Fundamentally very simple, but very satisfying to see it all come together. I'm really just making it for myself, but I'll probably distribute it on the App Store eventually (once I get a website, privacy policy that says "no data is collected") up. In the meantime it's on TestFlight if anyone wants to poke at it: https://testflight.apple.com/join/Hwa3GuV4
I made a real debrid client for tvOS since Stremio didn't have any support for the platform.
I had posted about this recently, but didn't get around to doing it until today. I'll note that this was vibe coded using Claude Code: a script that splits FLAC/WV/APE+CUE files into separate tracks.
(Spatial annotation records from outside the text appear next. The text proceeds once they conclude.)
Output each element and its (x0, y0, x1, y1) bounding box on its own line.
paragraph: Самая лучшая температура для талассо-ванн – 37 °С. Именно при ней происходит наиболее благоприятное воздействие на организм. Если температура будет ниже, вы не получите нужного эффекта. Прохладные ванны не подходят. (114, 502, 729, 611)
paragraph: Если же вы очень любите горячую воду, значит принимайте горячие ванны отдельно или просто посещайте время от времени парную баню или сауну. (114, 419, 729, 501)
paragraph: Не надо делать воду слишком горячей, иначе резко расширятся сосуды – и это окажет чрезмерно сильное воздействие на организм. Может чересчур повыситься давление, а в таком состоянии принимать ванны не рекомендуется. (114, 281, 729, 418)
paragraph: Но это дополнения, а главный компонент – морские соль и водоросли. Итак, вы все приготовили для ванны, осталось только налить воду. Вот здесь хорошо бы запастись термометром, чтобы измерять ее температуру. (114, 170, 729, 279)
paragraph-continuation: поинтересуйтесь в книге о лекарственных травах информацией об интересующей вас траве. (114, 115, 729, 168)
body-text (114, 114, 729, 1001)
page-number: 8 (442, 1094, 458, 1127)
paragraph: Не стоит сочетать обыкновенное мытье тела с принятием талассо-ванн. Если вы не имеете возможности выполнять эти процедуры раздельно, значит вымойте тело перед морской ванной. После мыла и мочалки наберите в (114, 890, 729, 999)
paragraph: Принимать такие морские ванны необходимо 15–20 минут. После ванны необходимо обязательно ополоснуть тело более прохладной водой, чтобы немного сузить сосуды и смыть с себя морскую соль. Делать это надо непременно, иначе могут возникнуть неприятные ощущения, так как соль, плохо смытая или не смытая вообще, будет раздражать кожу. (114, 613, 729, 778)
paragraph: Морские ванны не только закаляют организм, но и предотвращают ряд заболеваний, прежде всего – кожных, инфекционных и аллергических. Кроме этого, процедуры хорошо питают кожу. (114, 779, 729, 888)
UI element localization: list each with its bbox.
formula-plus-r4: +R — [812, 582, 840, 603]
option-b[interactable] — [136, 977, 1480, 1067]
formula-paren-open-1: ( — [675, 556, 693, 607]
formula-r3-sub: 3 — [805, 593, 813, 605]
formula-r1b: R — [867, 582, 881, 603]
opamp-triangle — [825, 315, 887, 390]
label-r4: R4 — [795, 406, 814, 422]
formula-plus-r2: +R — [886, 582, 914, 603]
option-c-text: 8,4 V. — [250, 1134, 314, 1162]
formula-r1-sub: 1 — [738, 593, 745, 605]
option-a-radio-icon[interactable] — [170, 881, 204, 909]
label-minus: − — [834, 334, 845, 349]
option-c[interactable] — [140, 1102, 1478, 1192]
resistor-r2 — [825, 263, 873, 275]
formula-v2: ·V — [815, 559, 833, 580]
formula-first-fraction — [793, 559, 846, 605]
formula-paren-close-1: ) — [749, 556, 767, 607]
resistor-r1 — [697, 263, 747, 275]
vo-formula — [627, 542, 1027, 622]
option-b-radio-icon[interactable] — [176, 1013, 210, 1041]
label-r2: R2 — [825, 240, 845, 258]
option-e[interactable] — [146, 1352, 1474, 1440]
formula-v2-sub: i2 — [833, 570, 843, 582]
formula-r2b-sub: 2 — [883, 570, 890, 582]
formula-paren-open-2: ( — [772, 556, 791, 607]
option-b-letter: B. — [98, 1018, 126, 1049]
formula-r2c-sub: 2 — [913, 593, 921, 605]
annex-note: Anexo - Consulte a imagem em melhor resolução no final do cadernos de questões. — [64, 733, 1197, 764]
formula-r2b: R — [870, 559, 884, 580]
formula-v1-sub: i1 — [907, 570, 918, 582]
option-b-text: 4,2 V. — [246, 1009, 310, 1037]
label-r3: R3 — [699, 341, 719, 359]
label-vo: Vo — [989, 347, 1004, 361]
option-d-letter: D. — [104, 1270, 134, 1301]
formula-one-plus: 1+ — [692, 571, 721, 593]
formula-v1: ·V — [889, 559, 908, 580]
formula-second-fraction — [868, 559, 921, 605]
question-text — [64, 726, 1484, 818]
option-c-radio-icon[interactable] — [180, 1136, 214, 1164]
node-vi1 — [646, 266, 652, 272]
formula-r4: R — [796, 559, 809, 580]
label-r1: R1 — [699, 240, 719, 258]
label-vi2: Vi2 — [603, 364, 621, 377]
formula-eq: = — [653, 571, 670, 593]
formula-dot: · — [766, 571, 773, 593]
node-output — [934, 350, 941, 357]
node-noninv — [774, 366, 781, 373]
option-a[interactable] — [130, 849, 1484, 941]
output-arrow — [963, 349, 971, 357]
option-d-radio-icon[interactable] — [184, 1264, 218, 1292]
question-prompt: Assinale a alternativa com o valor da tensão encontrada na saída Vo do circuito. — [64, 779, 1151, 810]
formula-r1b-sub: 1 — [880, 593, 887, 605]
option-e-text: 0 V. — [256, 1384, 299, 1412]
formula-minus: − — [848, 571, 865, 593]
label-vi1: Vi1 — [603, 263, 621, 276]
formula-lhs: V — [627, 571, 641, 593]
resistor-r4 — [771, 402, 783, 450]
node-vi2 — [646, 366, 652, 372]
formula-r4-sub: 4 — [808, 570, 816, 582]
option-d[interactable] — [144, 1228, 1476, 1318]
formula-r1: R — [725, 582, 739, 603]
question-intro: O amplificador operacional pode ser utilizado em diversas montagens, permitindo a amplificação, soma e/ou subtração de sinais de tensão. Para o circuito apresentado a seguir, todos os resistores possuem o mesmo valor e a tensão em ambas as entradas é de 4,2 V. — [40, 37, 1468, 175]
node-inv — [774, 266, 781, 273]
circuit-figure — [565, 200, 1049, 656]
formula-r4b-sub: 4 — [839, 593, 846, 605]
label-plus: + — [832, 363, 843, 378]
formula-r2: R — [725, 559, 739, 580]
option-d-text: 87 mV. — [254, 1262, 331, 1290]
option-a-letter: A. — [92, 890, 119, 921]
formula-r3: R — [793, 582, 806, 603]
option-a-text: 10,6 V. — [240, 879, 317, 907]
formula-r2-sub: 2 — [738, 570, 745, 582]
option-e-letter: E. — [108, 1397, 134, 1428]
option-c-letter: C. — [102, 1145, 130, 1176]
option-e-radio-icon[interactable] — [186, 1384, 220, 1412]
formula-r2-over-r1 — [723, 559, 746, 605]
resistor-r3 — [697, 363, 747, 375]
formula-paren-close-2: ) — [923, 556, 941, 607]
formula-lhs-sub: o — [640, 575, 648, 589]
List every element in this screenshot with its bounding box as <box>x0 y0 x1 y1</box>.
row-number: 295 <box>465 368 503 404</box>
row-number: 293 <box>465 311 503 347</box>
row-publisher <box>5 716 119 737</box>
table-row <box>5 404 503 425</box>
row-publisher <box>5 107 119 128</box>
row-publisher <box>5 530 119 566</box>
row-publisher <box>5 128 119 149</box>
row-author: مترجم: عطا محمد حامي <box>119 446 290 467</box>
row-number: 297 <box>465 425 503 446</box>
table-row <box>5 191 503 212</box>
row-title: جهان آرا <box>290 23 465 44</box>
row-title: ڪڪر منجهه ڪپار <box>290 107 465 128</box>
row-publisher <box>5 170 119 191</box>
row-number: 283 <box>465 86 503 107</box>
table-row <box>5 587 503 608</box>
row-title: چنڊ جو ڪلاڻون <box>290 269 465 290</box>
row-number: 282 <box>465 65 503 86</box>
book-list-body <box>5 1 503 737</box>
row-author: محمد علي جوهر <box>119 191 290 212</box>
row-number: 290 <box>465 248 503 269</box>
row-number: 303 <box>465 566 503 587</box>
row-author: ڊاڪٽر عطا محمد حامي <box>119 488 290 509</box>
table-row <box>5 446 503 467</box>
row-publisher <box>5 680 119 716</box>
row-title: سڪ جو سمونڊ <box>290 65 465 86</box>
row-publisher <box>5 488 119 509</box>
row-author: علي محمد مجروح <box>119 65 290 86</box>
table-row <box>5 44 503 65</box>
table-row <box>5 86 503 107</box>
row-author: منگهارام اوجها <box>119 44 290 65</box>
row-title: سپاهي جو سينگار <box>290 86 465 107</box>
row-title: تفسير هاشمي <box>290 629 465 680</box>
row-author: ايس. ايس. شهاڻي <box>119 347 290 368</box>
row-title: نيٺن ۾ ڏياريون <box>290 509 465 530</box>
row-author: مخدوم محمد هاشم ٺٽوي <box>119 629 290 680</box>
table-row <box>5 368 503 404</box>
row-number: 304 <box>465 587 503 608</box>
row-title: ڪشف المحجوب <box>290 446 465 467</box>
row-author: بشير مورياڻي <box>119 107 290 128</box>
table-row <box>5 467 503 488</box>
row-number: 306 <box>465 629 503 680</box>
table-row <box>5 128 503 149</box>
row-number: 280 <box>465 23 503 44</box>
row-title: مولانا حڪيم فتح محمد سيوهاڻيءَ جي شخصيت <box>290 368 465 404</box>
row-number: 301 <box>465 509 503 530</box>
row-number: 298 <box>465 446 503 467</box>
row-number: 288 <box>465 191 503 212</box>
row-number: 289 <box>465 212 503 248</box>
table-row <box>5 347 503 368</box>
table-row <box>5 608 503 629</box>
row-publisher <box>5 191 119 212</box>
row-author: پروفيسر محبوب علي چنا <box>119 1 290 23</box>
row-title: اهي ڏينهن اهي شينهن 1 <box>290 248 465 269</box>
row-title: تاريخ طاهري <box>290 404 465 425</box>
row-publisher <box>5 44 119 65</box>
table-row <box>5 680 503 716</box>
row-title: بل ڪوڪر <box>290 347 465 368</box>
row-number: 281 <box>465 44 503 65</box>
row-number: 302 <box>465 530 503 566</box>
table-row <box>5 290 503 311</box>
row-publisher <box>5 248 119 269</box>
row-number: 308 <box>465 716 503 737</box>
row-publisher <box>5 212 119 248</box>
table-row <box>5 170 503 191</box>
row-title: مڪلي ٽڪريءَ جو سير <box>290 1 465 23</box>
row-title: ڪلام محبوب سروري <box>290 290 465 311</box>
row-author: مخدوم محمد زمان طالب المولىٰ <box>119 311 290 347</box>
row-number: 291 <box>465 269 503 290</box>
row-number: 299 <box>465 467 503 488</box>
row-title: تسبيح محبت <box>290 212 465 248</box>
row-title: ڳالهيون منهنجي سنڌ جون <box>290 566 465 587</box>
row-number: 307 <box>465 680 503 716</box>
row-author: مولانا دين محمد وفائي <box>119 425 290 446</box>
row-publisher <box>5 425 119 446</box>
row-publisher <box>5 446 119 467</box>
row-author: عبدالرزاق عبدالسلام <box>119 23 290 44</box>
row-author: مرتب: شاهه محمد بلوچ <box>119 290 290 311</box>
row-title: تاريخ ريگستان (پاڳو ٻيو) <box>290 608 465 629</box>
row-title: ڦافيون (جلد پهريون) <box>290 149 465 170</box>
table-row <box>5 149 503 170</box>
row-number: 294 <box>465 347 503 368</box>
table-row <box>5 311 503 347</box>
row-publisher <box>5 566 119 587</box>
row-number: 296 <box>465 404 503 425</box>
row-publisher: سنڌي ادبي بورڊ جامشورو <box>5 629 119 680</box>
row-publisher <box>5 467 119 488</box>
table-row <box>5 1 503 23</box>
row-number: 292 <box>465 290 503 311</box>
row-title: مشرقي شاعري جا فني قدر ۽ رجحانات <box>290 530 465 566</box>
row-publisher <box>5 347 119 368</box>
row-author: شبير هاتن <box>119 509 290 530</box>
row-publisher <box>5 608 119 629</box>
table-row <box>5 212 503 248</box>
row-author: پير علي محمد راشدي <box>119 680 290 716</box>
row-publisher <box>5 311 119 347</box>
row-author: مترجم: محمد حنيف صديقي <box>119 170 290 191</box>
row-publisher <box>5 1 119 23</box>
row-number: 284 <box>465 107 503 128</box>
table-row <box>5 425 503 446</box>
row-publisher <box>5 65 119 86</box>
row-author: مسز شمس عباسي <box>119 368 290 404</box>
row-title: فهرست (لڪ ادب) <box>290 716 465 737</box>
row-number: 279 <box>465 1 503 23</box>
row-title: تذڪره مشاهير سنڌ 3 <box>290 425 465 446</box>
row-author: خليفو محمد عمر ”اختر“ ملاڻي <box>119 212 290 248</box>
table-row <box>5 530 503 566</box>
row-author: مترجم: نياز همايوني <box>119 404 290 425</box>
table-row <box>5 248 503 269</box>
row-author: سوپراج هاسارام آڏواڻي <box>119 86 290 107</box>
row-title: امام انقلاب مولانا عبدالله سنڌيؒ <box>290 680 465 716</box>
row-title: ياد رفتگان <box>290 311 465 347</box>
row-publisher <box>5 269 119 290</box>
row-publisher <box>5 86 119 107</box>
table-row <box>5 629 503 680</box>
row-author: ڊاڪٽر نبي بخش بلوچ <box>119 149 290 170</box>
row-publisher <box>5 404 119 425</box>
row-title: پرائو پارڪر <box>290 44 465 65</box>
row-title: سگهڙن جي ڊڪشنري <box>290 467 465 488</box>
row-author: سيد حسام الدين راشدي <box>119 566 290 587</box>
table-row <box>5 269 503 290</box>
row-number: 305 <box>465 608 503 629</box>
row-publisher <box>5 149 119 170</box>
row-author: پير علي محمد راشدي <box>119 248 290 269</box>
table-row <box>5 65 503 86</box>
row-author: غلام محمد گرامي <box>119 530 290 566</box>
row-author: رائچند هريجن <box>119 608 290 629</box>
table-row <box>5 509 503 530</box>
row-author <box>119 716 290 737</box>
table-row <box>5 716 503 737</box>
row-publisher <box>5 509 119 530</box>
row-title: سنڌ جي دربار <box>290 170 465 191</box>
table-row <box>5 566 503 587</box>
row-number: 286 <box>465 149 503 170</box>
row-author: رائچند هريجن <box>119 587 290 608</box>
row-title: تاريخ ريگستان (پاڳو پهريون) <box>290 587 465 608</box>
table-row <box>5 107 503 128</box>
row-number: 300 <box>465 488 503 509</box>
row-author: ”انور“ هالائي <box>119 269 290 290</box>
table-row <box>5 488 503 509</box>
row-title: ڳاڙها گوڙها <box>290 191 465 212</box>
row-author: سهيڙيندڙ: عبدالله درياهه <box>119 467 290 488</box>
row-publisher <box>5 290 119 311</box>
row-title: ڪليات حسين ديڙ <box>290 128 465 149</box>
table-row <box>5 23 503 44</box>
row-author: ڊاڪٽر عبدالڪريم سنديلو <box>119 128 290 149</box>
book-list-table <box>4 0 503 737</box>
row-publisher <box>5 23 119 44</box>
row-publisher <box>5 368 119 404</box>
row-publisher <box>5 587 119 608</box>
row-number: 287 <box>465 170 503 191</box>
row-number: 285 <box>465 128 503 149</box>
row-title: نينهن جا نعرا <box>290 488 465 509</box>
I have it running right now and it's working perfectly, specially tailored for my needs. One of the key features is that you can run the split command first to verify everything is correct before you take destructive action by running the clean command to actually delete the unsplit files. Since this can potentially require a lot of storage there's also a command to estimate how much storage a split run will take, and it checks if your device has enough free space to run this safely.
My music collection has 999 albums to split, and as of posting this I've processed 15% of the collection successfully. Hopefully everything works out perfectly, I won't be certain until a few more hours.
Edit: 450 albums into the process I found the first error: some track names are too long. Gotta do some research on different truncation strategies; figure out what existing tools have done to solve this problem.
Edit: It worked! Mostly... There was one album that failed because super long file names were an issue. After having the script updated to try truncating names, I just opted to name each track $NUMBER.flac to sidestep any file name issues.